Dr. Jeff Lehmkuhler, Associate Beef Extension Professor, University of Kentucky
Discussions on the potential to expand exports to China are continuing. The optimists will see this as a means to add value to feeders sold to feedyards in response to increase beef demand. The actual impact of this foreign market on the cow-calf operator is yet to be determined, but increasing demand is generally always favorable. Yet nothing is free in this world, and the current proposed guidelines for beef to be exported to China will likely increase production costs.
As I write this, the most recent guidelines for the beef to be exported as reported by USDA AMS are listed below.
- Must be derived from cattle born, raised and slaughtered in the U.S.
a. Imported cattle from Canada and Mexico that are raised and slaughtered in the U.S.
b. Cattle imported from Canada and Mexico directly for slaughter
- Cattle must be traceable to the U.S. farm of origin/birth
a. Imported cattle must be traceable to the farm of origin or port of entry
- Beef must be from cattle less than 30 months of age
- Chilled or frozen bone-in and deboned beef products are eligible as well as offal products
- Carcasses, beef and beef products must be uniquely identified and tracked up to the time of export
China imports beef from other countries as well. Canada and Australia export beef to China currently. This beef must not contain hormones that are not naturally occurring (i.e. trenbalone acetate) and must be free of beta-agonists (i.e. ractopamine). In addition, pork exported to China from the U.S. must be free of beta-agonists.
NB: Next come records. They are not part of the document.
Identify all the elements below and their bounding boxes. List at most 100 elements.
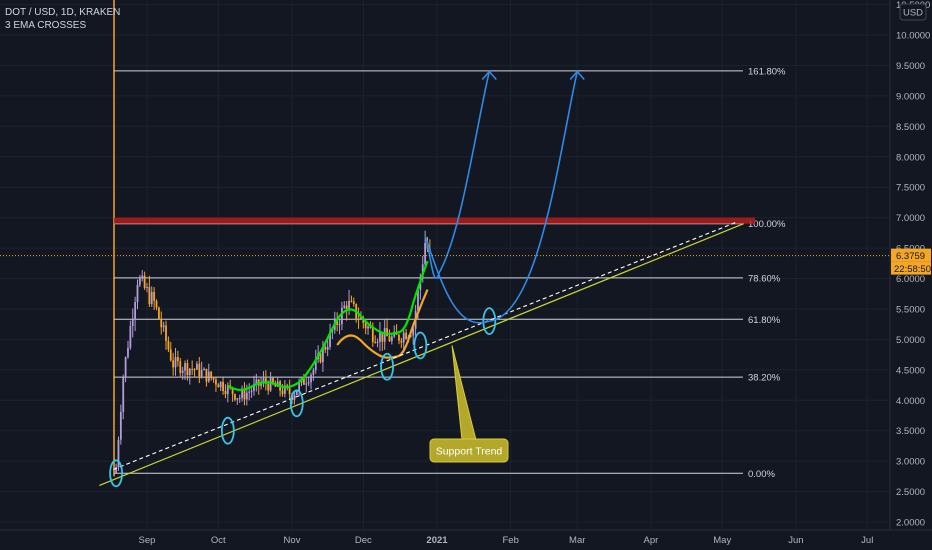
candle-body bbox=[186, 363, 189, 376]
candle-body bbox=[243, 390, 246, 400]
candle-body bbox=[398, 334, 400, 341]
current-price-badge bbox=[891, 248, 931, 262]
chart-legend: DOT / USD, 1D, KRAKEN 3 EMA CROSSES bbox=[5, 6, 120, 32]
candle-body bbox=[250, 390, 253, 392]
time-tick-label: Dec bbox=[355, 535, 372, 546]
candle-body bbox=[295, 391, 298, 395]
candle-body bbox=[224, 391, 227, 395]
time-tick-label: Oct bbox=[211, 535, 226, 546]
candle-body bbox=[402, 332, 405, 343]
candle-body bbox=[207, 371, 210, 382]
candle-body bbox=[367, 326, 369, 329]
candle-body bbox=[412, 328, 415, 336]
candle-body bbox=[341, 307, 343, 325]
time-tick-label: Feb bbox=[503, 535, 519, 546]
candle-body bbox=[134, 302, 137, 320]
candle-body bbox=[196, 363, 198, 370]
candle-body bbox=[148, 287, 151, 305]
time-tick-label: Jun bbox=[788, 535, 803, 546]
candle-body bbox=[191, 368, 194, 370]
candle-body bbox=[360, 317, 362, 320]
candle-body bbox=[115, 467, 117, 474]
current-price-label: 6.3759 bbox=[896, 251, 925, 262]
candle-body bbox=[388, 336, 391, 342]
price-tick-label: 2.5000 bbox=[896, 487, 925, 498]
candle-body bbox=[205, 368, 208, 382]
candle-body bbox=[124, 357, 127, 378]
price-tick-label: 9.5000 bbox=[896, 61, 925, 72]
candle-body bbox=[150, 291, 153, 305]
candle-body bbox=[245, 392, 248, 400]
time-tick-label: Mar bbox=[569, 535, 585, 546]
projection-path bbox=[424, 71, 491, 279]
candle-body bbox=[400, 340, 403, 343]
candle-body bbox=[376, 341, 379, 343]
candle-body bbox=[293, 394, 296, 400]
candle-body bbox=[312, 369, 315, 375]
candle-body bbox=[272, 377, 274, 384]
candle-body bbox=[329, 331, 331, 347]
time-axis[interactable]: Sep Oct Nov Dec 2021 Feb Mar Apr May Jun Jul bbox=[0, 529, 932, 546]
time-tick-label: Jul bbox=[861, 535, 873, 546]
candle-body bbox=[371, 327, 374, 342]
candle-body bbox=[136, 284, 139, 303]
candle-body bbox=[217, 384, 220, 388]
candle-body bbox=[298, 382, 301, 392]
candle-body bbox=[129, 326, 132, 348]
candle-body bbox=[131, 319, 134, 327]
projection-arrowhead bbox=[481, 70, 497, 81]
candle-body bbox=[345, 305, 348, 310]
candle-body bbox=[174, 357, 177, 368]
countdown-label: 22:58:50 bbox=[894, 264, 931, 275]
candle-body bbox=[169, 349, 172, 361]
candle-body bbox=[255, 379, 258, 384]
candle-body bbox=[222, 381, 224, 392]
touch-circle bbox=[413, 331, 428, 360]
candle-body bbox=[141, 275, 144, 279]
candle-body bbox=[352, 301, 355, 304]
callout-text: Support Trend bbox=[436, 446, 503, 458]
ema-line-slow bbox=[336, 289, 429, 359]
price-tick-label: 10.0000 bbox=[896, 31, 930, 42]
candle-body bbox=[343, 305, 346, 308]
candle-body bbox=[238, 398, 241, 400]
candle-body bbox=[322, 347, 324, 363]
currency-label[interactable]: USD bbox=[903, 8, 923, 19]
price-tick-label: 8.0000 bbox=[896, 152, 925, 163]
candle-body bbox=[138, 278, 141, 285]
fib-level-label: 100.00% bbox=[748, 219, 786, 230]
candle-body bbox=[267, 383, 270, 391]
time-tick-label: 2021 bbox=[426, 535, 448, 546]
candle-body bbox=[260, 382, 262, 386]
candle-body bbox=[374, 341, 377, 343]
candle-body bbox=[302, 377, 305, 385]
candle-body bbox=[417, 289, 419, 311]
touch-circle bbox=[109, 459, 123, 488]
candle-body bbox=[324, 347, 327, 350]
price-axis[interactable]: 2.0000 2.5000 3.0000 3.5000 4.0000 4.5000 5.00… bbox=[889, 0, 931, 530]
currency-box[interactable] bbox=[899, 3, 927, 21]
time-tick-label: Apr bbox=[644, 535, 659, 546]
overlays: Support Trend bbox=[0, 70, 890, 488]
candle-body bbox=[165, 325, 167, 341]
resistance-band bbox=[114, 217, 755, 224]
candle-body bbox=[160, 318, 163, 328]
candle-body bbox=[177, 357, 179, 362]
price-tick-label: 5.5000 bbox=[896, 304, 925, 315]
candle-body bbox=[241, 390, 243, 399]
candle-body bbox=[200, 370, 203, 377]
ema-line-fast bbox=[227, 260, 429, 391]
touch-circle bbox=[220, 416, 235, 445]
candle-body bbox=[234, 394, 236, 400]
candle-body bbox=[348, 300, 350, 310]
price-tick-label: 6.0000 bbox=[896, 274, 925, 285]
candle-body bbox=[369, 326, 372, 328]
candle-body bbox=[172, 360, 175, 368]
price-tick-label: 7.5000 bbox=[896, 183, 925, 194]
candle-body bbox=[184, 363, 186, 371]
callout-box bbox=[429, 438, 509, 463]
touch-circle bbox=[482, 307, 497, 336]
candle-body bbox=[350, 300, 353, 302]
candle-body bbox=[338, 324, 341, 326]
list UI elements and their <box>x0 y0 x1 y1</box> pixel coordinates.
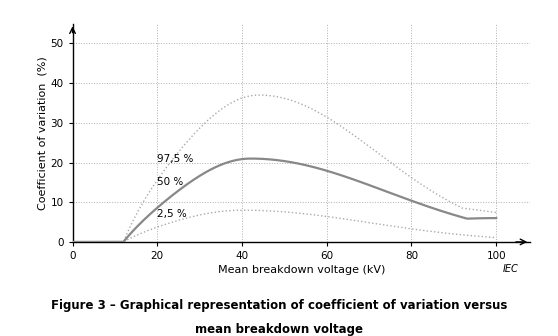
Text: 97,5 %: 97,5 % <box>157 154 194 164</box>
Text: mean breakdown voltage: mean breakdown voltage <box>195 323 363 336</box>
Text: IEC: IEC <box>503 264 519 274</box>
Y-axis label: Coefficient of variation  (%): Coefficient of variation (%) <box>37 56 47 210</box>
X-axis label: Mean breakdown voltage (kV): Mean breakdown voltage (kV) <box>218 265 385 275</box>
Text: 2,5 %: 2,5 % <box>157 209 187 219</box>
Text: 50 %: 50 % <box>157 177 184 187</box>
Text: Figure 3 – Graphical representation of coefficient of variation versus: Figure 3 – Graphical representation of c… <box>51 299 507 312</box>
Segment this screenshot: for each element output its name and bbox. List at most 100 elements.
Though nothing is stated on the USDA AMS website to date regarding the use of growth promotants, reading between the lines, several have stated the use of implants and growth promoting feed additives will not be allowed. With the recent herd expansion and increased beef production, export markets will be important in the near future to sustain beef prices. Yet, what will the cost be for beef to qualify for China?
In the past, Kentucky had an active PVP program for feeder calves when the market demand existed. One had to pay a nominal fee with most of the cost going towards the electronic ear tag, but this was an expense incurred to market calves. In 2007, Iowa State economists estimated that implants improved average daily gain in the feedlot by 12.85% and lowered the breakeven price by 2.3%. This penciled out to about $18/hd potential return. This work also indicated that ionophores such as monensin and lasalocid provided a 7.7% increase in average daily, lowered breakeven price 1.46% and with a cost savings near $11.51. Lastly, growth promoting additives like ractopamine were estimated to lower production cost by $43 per head through a 29.9% increase in average daily gain and lowering breakeven cost by 5.5%. If each of these are independent of each other and responses are additive, the potential technology savings is $72.50 per head for finished steer. Accounting for an increased production cost, this would lower the price one could pay on feeders. Thus, a 500-pound feeder calf would potentially be priced $14-15/cwt lower to compensate higher production costs.
Granted it is a stretch to assume an additive response for each of the technologies. However, it should illustrate the point that forgoing technology without receiving a higher market price will result in reduced profit margins. Sustaining or increasing market prices are what we are banking on with the opening of the China export market. Be sure to follow this situation so you fully understand the impact it may have on our beef markets.